The reality is that a short-term loan almost always creates a debt that the borrower cannot repay in two weeks. Interest and fee payments balloon while the principal remains unpaid. The debt burden often continues long after the Christmas toys have been broken and discarded.

Last October, the National Association of Evangelicals addressed the devastating impact of payday loans with a resolution calling for an end to predatory lending. We are asking churches, charities, employers and government agencies to work together to help our members, neighbors and co-workers in ways that do not exploit them and lead to further misery.

The Bible prohibits usury, exploitation and oppression of those in need, and there is growing evidence that payday loans, as they are currently structured, often violate biblical justice. Predatory lenders who oppress the poor incur the wrath of God (Exodus 22:21-27). They should apply their expertise and resources to developing stronger communities rather than tearing them down.

Every family needs a rainy day fund to cover unexpected expenses from time to time. Churches should teach the spiritual disciplines of tithing and saving that position members to provide for themselves and generously care for others when special needs arise. It is our responsibility as neighbors and as churches to save and give generously, to provide the neediest among us with every possible opportunity to achieve and succeed.
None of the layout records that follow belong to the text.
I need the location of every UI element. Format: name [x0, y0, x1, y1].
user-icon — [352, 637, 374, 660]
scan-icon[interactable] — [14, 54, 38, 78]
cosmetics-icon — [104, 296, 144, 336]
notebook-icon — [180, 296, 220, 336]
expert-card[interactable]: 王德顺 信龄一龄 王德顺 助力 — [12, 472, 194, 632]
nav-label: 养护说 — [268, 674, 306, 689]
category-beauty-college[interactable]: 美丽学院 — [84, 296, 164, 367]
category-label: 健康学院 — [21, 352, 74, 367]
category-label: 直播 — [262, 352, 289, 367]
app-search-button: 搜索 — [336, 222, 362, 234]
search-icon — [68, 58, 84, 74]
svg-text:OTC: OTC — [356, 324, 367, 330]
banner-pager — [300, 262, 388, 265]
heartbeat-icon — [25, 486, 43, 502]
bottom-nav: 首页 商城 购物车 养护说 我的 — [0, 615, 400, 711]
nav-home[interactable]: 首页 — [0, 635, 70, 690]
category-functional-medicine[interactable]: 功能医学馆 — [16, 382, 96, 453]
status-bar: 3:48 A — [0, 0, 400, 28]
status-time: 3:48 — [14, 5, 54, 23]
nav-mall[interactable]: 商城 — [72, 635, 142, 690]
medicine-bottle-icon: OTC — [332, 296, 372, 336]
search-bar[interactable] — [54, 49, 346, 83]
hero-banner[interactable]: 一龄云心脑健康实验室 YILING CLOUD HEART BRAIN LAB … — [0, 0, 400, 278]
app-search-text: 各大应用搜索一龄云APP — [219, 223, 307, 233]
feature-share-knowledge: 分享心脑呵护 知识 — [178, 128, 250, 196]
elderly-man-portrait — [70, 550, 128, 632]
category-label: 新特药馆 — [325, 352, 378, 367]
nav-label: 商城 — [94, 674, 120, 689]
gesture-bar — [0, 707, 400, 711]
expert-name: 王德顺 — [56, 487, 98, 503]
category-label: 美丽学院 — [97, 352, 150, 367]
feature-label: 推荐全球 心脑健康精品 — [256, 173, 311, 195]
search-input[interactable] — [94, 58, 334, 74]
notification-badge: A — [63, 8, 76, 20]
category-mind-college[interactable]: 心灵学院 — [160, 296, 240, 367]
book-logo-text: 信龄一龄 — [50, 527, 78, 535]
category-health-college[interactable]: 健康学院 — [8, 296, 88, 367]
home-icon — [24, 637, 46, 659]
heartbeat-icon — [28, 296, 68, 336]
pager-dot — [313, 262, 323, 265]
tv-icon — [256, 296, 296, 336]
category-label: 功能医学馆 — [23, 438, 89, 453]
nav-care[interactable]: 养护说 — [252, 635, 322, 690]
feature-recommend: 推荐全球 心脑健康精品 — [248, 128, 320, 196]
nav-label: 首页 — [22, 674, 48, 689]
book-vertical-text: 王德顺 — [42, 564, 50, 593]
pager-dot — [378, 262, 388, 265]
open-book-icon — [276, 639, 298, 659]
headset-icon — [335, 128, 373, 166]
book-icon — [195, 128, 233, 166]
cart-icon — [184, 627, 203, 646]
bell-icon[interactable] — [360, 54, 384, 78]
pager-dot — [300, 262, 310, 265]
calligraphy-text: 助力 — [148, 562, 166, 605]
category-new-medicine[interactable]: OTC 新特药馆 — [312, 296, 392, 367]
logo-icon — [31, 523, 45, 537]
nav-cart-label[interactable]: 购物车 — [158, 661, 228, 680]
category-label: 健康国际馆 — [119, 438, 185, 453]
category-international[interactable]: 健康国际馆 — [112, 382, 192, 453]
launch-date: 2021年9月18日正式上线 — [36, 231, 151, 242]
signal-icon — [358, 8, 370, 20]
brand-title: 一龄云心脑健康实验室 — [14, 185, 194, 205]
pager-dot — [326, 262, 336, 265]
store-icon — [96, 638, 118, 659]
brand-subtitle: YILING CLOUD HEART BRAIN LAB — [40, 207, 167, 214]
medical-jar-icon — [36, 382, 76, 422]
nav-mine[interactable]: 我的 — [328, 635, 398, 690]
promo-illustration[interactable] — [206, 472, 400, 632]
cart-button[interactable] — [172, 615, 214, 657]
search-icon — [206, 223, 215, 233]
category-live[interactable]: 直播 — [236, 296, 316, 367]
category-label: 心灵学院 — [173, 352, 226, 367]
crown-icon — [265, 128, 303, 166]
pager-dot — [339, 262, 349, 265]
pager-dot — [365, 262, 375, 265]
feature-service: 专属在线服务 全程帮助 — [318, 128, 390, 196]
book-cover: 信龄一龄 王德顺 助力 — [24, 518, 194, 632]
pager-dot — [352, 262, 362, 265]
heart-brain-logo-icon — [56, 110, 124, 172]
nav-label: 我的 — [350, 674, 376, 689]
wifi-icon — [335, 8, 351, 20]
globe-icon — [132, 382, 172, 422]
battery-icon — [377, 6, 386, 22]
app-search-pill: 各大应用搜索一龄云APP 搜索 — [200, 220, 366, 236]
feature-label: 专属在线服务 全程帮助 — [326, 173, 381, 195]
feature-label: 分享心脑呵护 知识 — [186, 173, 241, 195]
Churches, charities and employers should support households in their communities in times of crisis so as to prevent neighbors from being drawn into long-term debt.

In 2006, Congress passed bipartisan legislation capping the rates on loans issued to service-members at 36 percent annual interest. We need similar leadership from Congress today so that all Americans are protected from financial predators.

The Consumer Financial Protection Bureau, an agency established to monitor the increasingly complex array of financial products offered to the American public, plans to unveil a new rule in coming months. We hope the bureau thoroughly investigates the payday industry and establishes just regulations and that Congress supports this process. State agencies should do the same. We need common sense guidelines such as requiring that loans be made at reasonable interest rates, and based on the borrower’s ability to actually repay.

Credit can change lives. It can be a source of opportunity or cause of devastation. How we use and safeguard this powerful tool is our choice. Caring for and lifting up our neighbors is our responsibility.

Galen Carey is vice president of government relations for the National Association of Evangelicals. He wrote this for CQ-Roll Call.